L’ouverture du Festival international du film de Tokyo de cette année est le drame de guerre de Takahisa Zeze Fragments de la dernière volontéune histoire tragique mais pleine d’espoir d’un chapitre peu connu de l’histoire russo-japonaise.
Basé sur l’histoire vraie de Hatao Yamamoto (Kazunari Ninomiya), l’un des plus d’un demi-million de soldats japonais emmenés en Union soviétique après la Seconde Guerre mondiale, le film raconte son combat pour garder espoir et tenir sa promesse à sa femme ( Keiko Kitagawa) attendant son retour.
Emmenés dans des camps de travail après s’être rendus à l’armée soviétique en Chine, les soldats et certains civils ont été mis au travail pendant des années en Sibérie et dans tout l’empire de Staline en violation de plusieurs traités et conventions internationaux. Certains n’ont pas été autorisés à rentrer chez eux pendant plus d’une décennie. Les estimations du nombre de morts vont de dizaines à des centaines de milliers; les dossiers complets ne sont pas disponibles.
« Je suis né en 1960, quatre ans après le rapatriement des derniers groupes au Japon, alors même si je savais que des soldats japonais avaient été emmenés en Sibérie, je n’en savais pas grand-chose jusqu’à ce que je lise le livre dont parle le film. basé sur », explique Zeze, qui se souvient d’une chanson à succès de son enfance sur une mère attendant avec impatience le retour de son fils au port où les navires ramenant les anciens captifs à la maison accosteraient.

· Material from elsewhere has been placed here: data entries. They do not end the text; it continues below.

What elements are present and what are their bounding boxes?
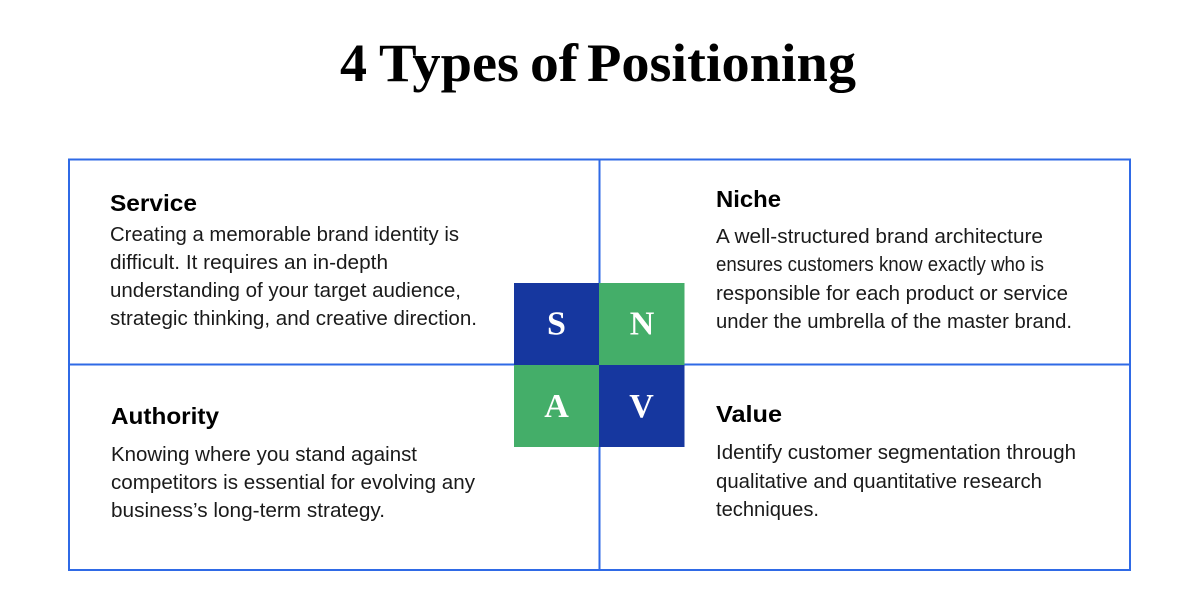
text: service description: Creating a memorable brand identity is xyxy=(110,223,459,246)
title: of xyxy=(530,33,579,93)
text: authority description: Knowing where you stand against xyxy=(111,443,417,466)
tile: S: S xyxy=(547,306,566,342)
tile: S xyxy=(514,283,599,365)
text: value description: techniques. xyxy=(716,498,819,521)
center letter tiles xyxy=(514,283,684,447)
text: value description xyxy=(716,441,1076,521)
panel: service xyxy=(110,190,477,330)
text: niche description: responsible for each product or service xyxy=(716,282,1068,305)
text: niche description: under the umbrella of the master brand. xyxy=(716,310,1072,333)
quadrant grid xyxy=(69,160,1130,570)
tile: V: V xyxy=(629,388,654,425)
text: niche description: ensures customers know exactly who is xyxy=(716,253,1044,276)
tile: A xyxy=(514,365,599,447)
text: niche description xyxy=(716,225,1072,333)
tile: N: N xyxy=(630,306,655,342)
title: Types xyxy=(379,33,519,93)
text: service description: understanding of your target audience, xyxy=(110,279,461,302)
heading: authority: Authority xyxy=(111,403,219,429)
text: authority description xyxy=(111,443,476,522)
panel: niche xyxy=(716,186,1072,333)
text: authority description: competitors is essential for evolving any xyxy=(111,471,476,494)
text: service description: strategic thinking, and creative direction. xyxy=(110,307,477,330)
tile: N xyxy=(599,283,684,365)
heading: value: Value xyxy=(716,401,782,427)
panel: value xyxy=(716,401,1076,521)
title xyxy=(340,33,856,93)
text: service description xyxy=(110,223,477,330)
text: niche description: A well-structured brand architecture xyxy=(716,225,1043,248)
text: service description: difficult. It requires an in-depth xyxy=(110,251,388,274)
text: authority description: business’s long-term strategy. xyxy=(111,499,385,522)
tile: V xyxy=(599,365,684,447)
text: value description: Identify customer segmentation through xyxy=(716,441,1076,464)
panel: authority xyxy=(111,403,476,522)
title: Positioning xyxy=(587,33,856,93)
tile: A: A xyxy=(544,388,569,425)
title: 4 xyxy=(340,33,367,93)
heading: niche: Niche xyxy=(716,186,781,212)
heading: service: Service xyxy=(110,190,197,216)
text: value description: qualitative and quantitative research xyxy=(716,470,1042,493)
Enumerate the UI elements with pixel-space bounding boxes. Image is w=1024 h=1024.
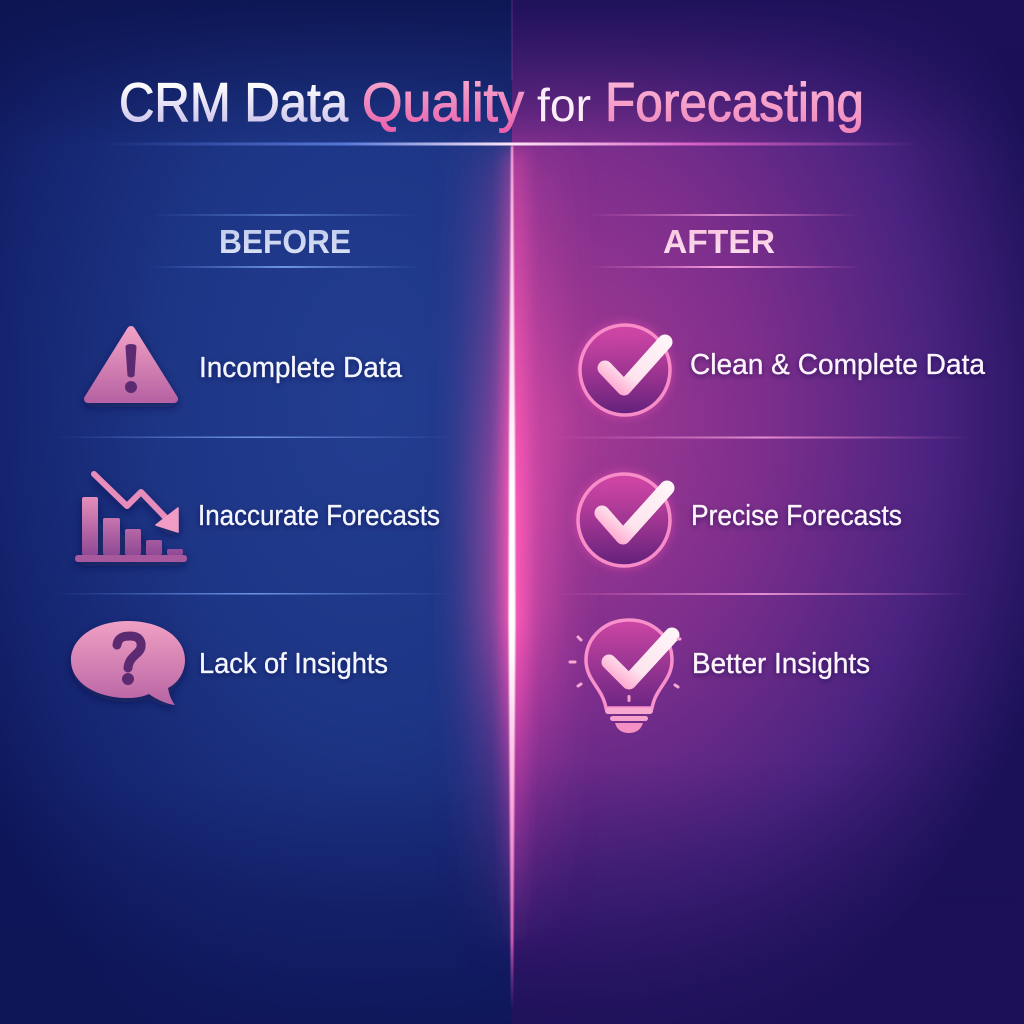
title: for <box>537 79 591 131</box>
text: incomplete data: Incomplete Data <box>199 352 403 384</box>
before header: BEFORE <box>219 223 351 260</box>
title <box>119 71 864 133</box>
background: after panel <box>512 0 1024 1024</box>
icon: check circle 2 <box>576 472 672 568</box>
title: Forecasting <box>605 71 864 133</box>
central glowing divider <box>480 0 552 1010</box>
after header: AFTER <box>663 223 775 260</box>
icon: speech bubble with question mark <box>71 621 185 705</box>
icon: declining bar chart with arrow <box>75 474 187 562</box>
icon: warning triangle <box>88 330 174 399</box>
text: lack of insights: Lack of Insights <box>199 648 388 680</box>
before row dividers <box>55 436 455 594</box>
icon: light bulb with check <box>570 620 680 733</box>
after row dividers <box>555 436 970 595</box>
text: better insights: Better Insights <box>692 648 870 680</box>
background: before panel <box>0 0 512 1024</box>
title: CRM Data <box>119 71 348 133</box>
text: inaccurate forecasts: Inaccurate Forecasts <box>198 500 440 532</box>
icon: check circle 1 <box>578 323 672 417</box>
title rule <box>100 142 920 146</box>
text: precise forecasts: Precise Forecasts <box>691 500 902 532</box>
title: Quality <box>362 71 524 133</box>
text: clean and complete data: Clean & Complete Data <box>690 349 986 381</box>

Zeze a forgé sa carrière de réalisateur dans Pink Eiga, des longs métrages érotiques softcore qui ont donné aux réalisateurs une grande liberté artistique. Beaucoup de ses productions de cette époque et ses films d’art et d’essai ultérieurs mettaient en vedette des immigrants et aliénaient les gens et les visiteurs d’ailleurs. Les thèmes dans Fragments de la dernière volonté de personnes traversant les frontières vers un autre pays, puis obligées de voyager encore plus loin vers des terres étranges, a donc résonné avec Zeze.
« J’ai visité Okinoshima, l’île au large de Shimane où Hatao Yamamoto a grandi. C’était autrefois l’endroit où les criminels et autres étaient exilés. Cela ressemble à un endroit au bout du monde », explique Zeze. « Sa vie ressemblait en quelque sorte à celle d’un immigrant. »
avec l’aimable autorisation du Festival international du film de Tokyo
Alors que les souvenirs de la guerre s’estompent inévitablement au Japon, le réalisateur pense que les films qui font réfléchir les gens sur ces événements de l’histoire du pays sont plus vitaux que jamais.
« Les Japonais ne connaissent plus que les temps de paix, mais nous devons nous rappeler qu’il y a des conflits partout dans le monde, y compris celui entre la Russie et l’Ukraine », suggère Zeze.
Le réalisateur ajoute qu’avoir un tel film de lui sélectionné en ouverture du festival de Tokyo est à la fois une question de joie et de fierté, et quelque chose qu’il n’aurait jamais pu imaginer en tant que jeune réalisateur d’érotisme.
Jamais à l’écart de la controverse, les films d’art et d’essai de Zeze, et même son Pink Eiga, étaient connus pour son approche des thèmes politiques, quelque chose que l’on trouve rarement dans les productions grand public au Japon.
« L’objectif primordial des films japonais est d’être vu par le plus grand nombre de personnes possible. Par conséquent, les sujets politiques sont difficiles car la politique divise le public », déclare Zeze. « Et la plupart des grands films au Japon sont réalisés par des comités de production composés de personnes de diverses sociétés ayant des opinions divergentes qui doivent être prises en compte, et vous vous retrouvez donc inévitablement avec une sorte de produits à la vanille. »
« Mais le Japon est l’endroit où nous vivons et gagnons notre vie dans l’industrie du cinéma, c’est donc la situation à laquelle nous sommes confrontés », ajoute Zeze avec un sourire.
Son prochain film, basé sur un roman, est un conte de boxe mettant en vedette Koji Sato et Ryusei Yokohama en tant qu’entraîneur vétéran et son protégé pugiliste.
Sur la question de savoir s’il envisagerait de faire un autre Pink Eiga si l’occasion se présentait, Zeze souligne que presque aucun de ces films n’est maintenant réalisé et qu’il ne reste presque plus aucun des théâtres qui les montraient.
« Mais je serais intéressé à faire un autre film à petit budget où j’aurais le même genre de liberté que nous avions avec Pink Eiga », dit-il.